Étienne Davodeau: chroniqueur van het 'echte leven'

Kurt Snoekx
© BRUZZ
21/06/2016

Het Stripmuseum duikt 'het echte leven' in met een retrospectieve tentoonstelling van het werk van Étienne Davodeau, de Fransman die naam maakte met stripreportages die het stille protest van de kleine maar weerbare mens verbeelden.

"Grafisch is het niet te zien, maar ik voel me erg verwant met Franquin. Dat heeft te maken met de levendigheid van zijn personages. Guust Flater blijf ik herlezen. Het is een politiek verhaal voor mij. Flater vertegenwoordigt het stille protest tegen autoriteit. De zachte weg, de meest efficiënte." Étienne Davodeau heeft wat met de kleine, weerbare mens. Zijn oeuvre telt dertig beeldverhalen die nu eens een fictieve vertelling aanreiken, dan weer als reportage of documentaire kunnen worden gecatalogiseerd, maar aan het bewaken van dat onderscheid geen tijd verliezen. De voedingsbodem voor beide genres is dezelfde: het 'echte leven', zoals de titel van de retrospectieve tentoonstelling in het Stripmuseum suggereert.
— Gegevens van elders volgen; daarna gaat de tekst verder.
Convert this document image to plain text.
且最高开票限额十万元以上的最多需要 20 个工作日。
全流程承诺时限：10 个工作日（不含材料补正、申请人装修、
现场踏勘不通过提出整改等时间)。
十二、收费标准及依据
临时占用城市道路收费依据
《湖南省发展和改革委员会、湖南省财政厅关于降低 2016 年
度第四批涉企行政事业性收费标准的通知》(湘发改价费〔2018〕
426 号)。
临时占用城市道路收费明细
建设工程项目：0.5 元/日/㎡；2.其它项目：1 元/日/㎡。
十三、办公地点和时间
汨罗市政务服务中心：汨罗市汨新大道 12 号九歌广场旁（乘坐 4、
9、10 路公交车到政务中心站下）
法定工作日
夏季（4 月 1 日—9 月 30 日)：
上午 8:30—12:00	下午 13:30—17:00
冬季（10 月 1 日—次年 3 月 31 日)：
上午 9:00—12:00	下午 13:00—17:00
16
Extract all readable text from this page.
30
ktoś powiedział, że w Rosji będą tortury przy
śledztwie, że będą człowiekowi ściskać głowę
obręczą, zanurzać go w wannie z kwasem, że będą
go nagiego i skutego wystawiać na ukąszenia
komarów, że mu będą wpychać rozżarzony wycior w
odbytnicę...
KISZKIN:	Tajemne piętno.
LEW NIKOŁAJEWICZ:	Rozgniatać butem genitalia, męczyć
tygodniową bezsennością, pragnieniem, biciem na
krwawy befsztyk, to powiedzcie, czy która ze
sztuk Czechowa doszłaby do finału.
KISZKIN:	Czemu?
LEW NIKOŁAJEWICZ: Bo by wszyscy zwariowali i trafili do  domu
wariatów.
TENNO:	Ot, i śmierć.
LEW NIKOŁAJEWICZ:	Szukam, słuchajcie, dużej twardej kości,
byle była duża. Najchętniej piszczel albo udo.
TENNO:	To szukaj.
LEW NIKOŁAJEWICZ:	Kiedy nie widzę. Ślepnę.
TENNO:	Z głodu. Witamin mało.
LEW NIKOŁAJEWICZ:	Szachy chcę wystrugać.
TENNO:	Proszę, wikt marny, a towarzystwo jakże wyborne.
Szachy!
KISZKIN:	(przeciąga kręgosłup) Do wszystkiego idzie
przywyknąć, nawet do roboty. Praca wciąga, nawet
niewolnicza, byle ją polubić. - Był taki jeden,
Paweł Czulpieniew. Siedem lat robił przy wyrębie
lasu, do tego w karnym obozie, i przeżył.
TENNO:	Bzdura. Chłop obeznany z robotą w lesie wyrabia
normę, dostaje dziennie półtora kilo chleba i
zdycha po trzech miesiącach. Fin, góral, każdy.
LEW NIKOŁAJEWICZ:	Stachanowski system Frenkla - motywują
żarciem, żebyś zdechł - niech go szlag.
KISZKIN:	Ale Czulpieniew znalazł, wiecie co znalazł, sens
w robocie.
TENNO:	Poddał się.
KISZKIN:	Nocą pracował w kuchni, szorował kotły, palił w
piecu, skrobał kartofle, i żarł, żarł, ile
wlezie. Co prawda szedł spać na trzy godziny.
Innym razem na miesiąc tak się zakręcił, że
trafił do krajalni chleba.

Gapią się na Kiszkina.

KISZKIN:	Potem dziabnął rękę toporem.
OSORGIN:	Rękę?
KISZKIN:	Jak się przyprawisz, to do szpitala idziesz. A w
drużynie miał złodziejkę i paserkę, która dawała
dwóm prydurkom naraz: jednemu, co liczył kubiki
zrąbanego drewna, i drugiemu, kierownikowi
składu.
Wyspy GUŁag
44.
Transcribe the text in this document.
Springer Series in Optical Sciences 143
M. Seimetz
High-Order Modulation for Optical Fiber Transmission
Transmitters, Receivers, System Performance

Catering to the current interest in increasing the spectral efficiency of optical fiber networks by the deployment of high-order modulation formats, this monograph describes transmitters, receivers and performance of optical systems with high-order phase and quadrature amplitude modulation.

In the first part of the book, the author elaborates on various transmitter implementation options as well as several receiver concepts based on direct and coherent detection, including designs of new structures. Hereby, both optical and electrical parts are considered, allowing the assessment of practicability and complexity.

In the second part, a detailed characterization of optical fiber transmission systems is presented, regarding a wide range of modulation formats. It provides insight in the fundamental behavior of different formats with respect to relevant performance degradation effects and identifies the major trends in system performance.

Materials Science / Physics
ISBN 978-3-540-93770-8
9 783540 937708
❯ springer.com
Die focus uit zich in veelvuldig bekroonde werken als De onwetenden, een boek dat op wonderlijke wijze de wereld van de wijn en het stripverhaal verweeft; Rural!, dat een trio biolandbouwers volgt op een moment dat de snelweg A87 door hun domein wordt getrokken; Lulu, femme nue, dat inzoomt op een vrouw die voor het eerst aan de roep van de onafhankelijkheid toegeeft; Les mauvaises gens, waarin Davodeau via het relaas van zijn ouders de sociale strijd uittekent in de katholieke context van de Mauges in de jaren 1960 en 1970; of Quelques jours avec un menteur, waarin hij de speelse vriendschap en het gestruikel in de marge van het maatschappelijke verwachtingspatroon van een stel losgelaten dertigers beschrijft.

1528 davodeau rural
Stuk voor stuk zijn het beeldverhalen die de grote wereld herleiden tot mensenmaat. Niet zelden verankerd in zijn habitat in Maine-et-Loire, waar Davodeaus stripminnende zelf ontwaakte. "Zoals veel auteurs ben ik in de stripwereld terechtgekomen als lezer. Toen ik begreep dat de mensen die die boeken maakten, daar effectief hun brood mee verdienden, wilde ik hetzelfde proberen. Maar ik kom uit een wereld die ver afstaat van de uitgeverswereld. Ik kende niemand die strips maakte, zelfs niemand die er las. Om een 'echt' beroep te kunnen uitoefenen, ben ik beeldende kunsten gaan studeren in Rennes, met als doel tekenleraar te worden. Tijdens mijn studies ben ik dan een aantal mensen tegengekomen die mijn interesse voor strips deelden. Samen hebben we in 1986 het Atelier Psurde opgericht. In 1992 publiceerde ik mijn eerste boek en ik ben niet meer gestopt. De strip is intussen uitgegroeid tot een natuurlijke taal, de taal waarvan ik de mogelijkheden en de rekbaarheid wil verkennen en testen."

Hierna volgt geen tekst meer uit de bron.